The artist, Hendrick Cornelisz Vroom, was born in Haarlem in 1566, according to van Mander, and was the son of the sculptor and ceramist Cornelis Hendricksen. Initially he earned his living as a painter of Delftware. As he came from an artisticfamily he undoubtedly received theoretical, as well as practical knowledge. Following this, he travelled extensively in Spain, Italy, France and Poland. In Italy Vroom became acquainted with the painter Paulus Bril, who encouraged him to start painting and gave him lessons. Between 1585 and 1587 he was in the service of Cardinal Ferdinand de’ Medici. His journey back to the Dutch Republic took him through Venice, Milan, Turin, Lyon, Paris and Rouen.
Hendrick Cornelis Vroom had an adverturous life and according to his own anecdotes, was shipwrecked at the Portuguese Los Barongos, when he was travelling with a number of religious paintings to Seville. The paintings washed up a he managed to convince the monks at the local convent that he was not English, as the 80 Years War was well on its way. Vroom put his adventure of the shipwreck on paint and sold them on the spot. Another anecdote of his life, according to his own stories, is that he fell in a ravine on the col of St. Denis but was stuck in a bush while his pants froze on a rock. You can read of his many adventures in the Artist Biography of Carel van Mander from 1604.

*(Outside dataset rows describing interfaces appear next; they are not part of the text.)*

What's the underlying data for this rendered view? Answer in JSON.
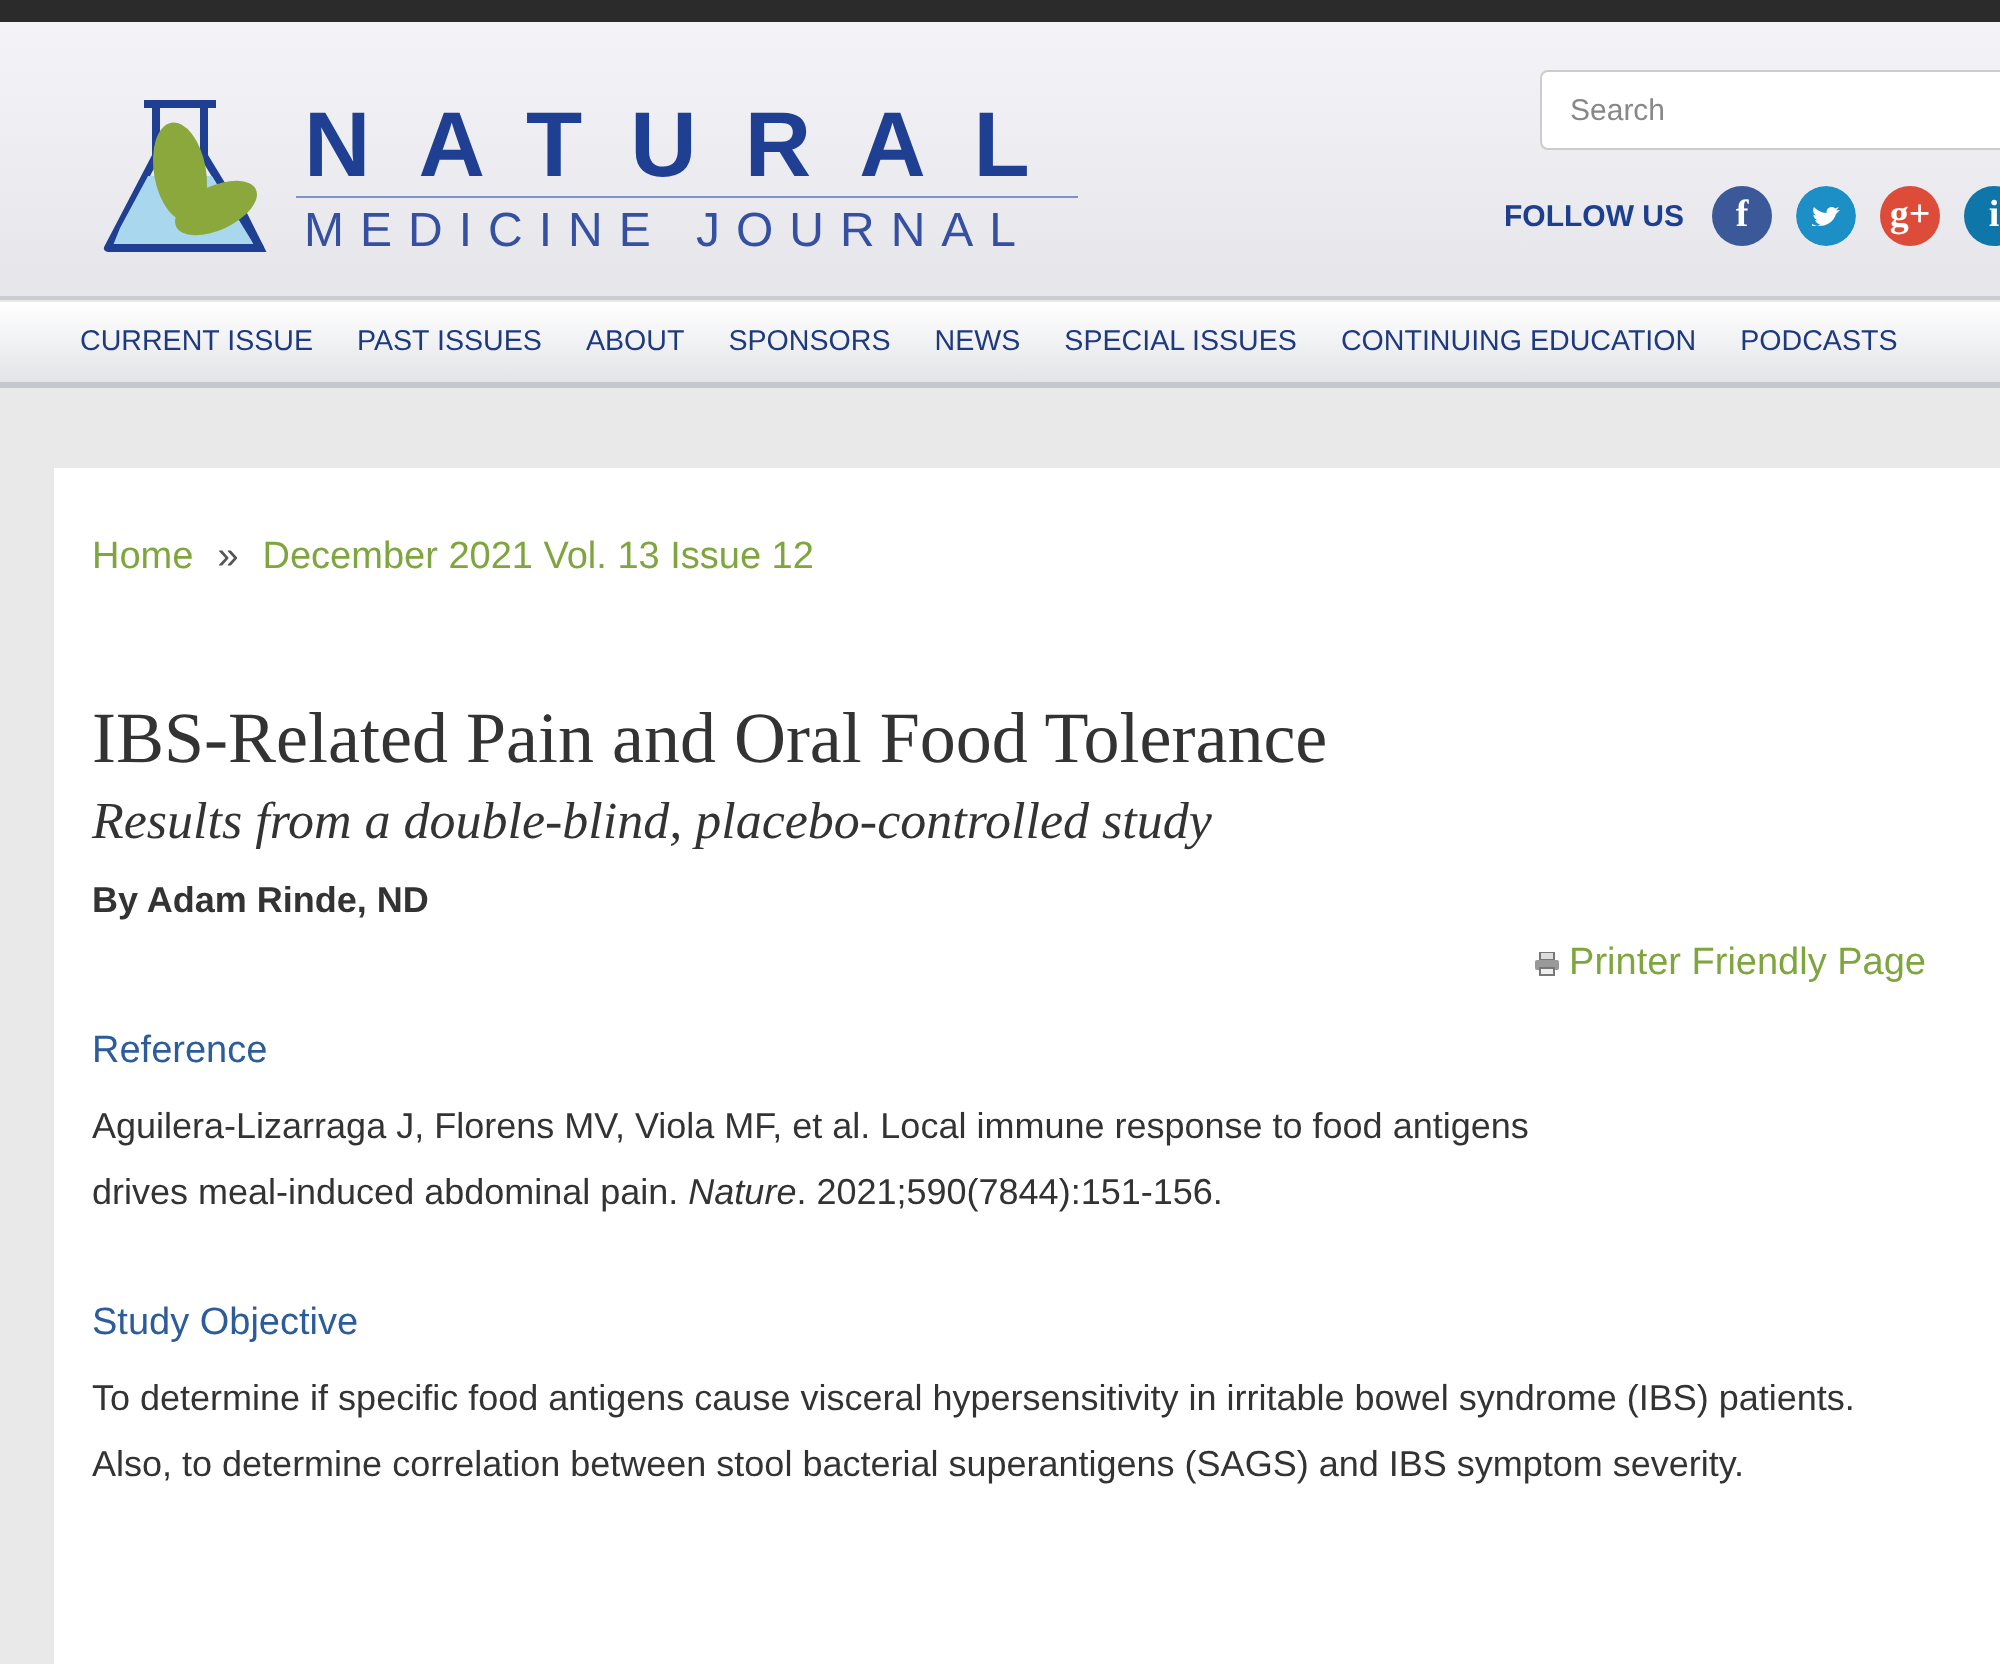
{
  "header": {
    "logo": {
      "word_1": "NATURAL",
      "word_2": "MEDICINE JOURNAL"
    },
    "search": {
      "placeholder": "Search"
    },
    "follow_label": "FOLLOW US",
    "social": [
      {
        "kind": "glyph",
        "glyph": "f",
        "color": "#3b5998"
      },
      {
        "kind": "bird",
        "color": "#1d8fc7"
      },
      {
        "kind": "glyph",
        "glyph": "g+",
        "color": "#dd4b39"
      },
      {
        "kind": "glyph",
        "glyph": "i",
        "color": "#0e76a8"
      }
    ]
  },
  "nav": [
    "CURRENT ISSUE",
    "PAST ISSUES",
    "ABOUT",
    "SPONSORS",
    "NEWS",
    "SPECIAL ISSUES",
    "CONTINUING EDUCATION",
    "PODCASTS"
  ],
  "breadcrumb": {
    "items": [
      "Home",
      "December 2021 Vol. 13 Issue 12"
    ],
    "separator": "»"
  },
  "article": {
    "title": "IBS-Related Pain and Oral Food Tolerance",
    "subtitle": "Results from a double-blind, placebo-controlled study",
    "byline": "By Adam Rinde, ND",
    "printer_link": "Printer Friendly Page",
    "sections": [
      {
        "heading": "Reference",
        "lines": [
          "Aguilera-Lizarraga J, Florens MV, Viola MF, et al. Local immune response to food antigens",
          "drives meal-induced abdominal pain. *Nature*. 2021;590(7844):151-156."
        ]
      },
      {
        "heading": "Study Objective",
        "lines": [
          "To determine if specific food antigens cause visceral hypersensitivity in irritable bowel syndrome (IBS) patients. Also, to determine correlation between stool bacterial superantigens (SAGS) and IBS symptom severity."
        ]
      }
    ]
  }
}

On his final return to Haarlem, he developed his career as a marine painter. Van Mander describes and explains the origins of the new genre of painting as follos.’ Returned home he [Vroom] continued, on the advice of other painters there, making pieces of ships, and he gradually go better and better making them. And since there is much sea-faring in Holland, the public also started to take pleasure in these little ships.’
Hendrick Cornelisz pioneered marine painting as a specialist form as the Dutch rose to become a leading maritime power. He painted historical battles, ships’ portraits and vieuws of maritime towns like Hoorn, Amsterdam and Vlissingen.Furthermore he had extensive knowledge of the buiding and equipment of ships of the early seventeenth century trade- and warships. Vroom worked widely in Europe and his importance was internationally recognized.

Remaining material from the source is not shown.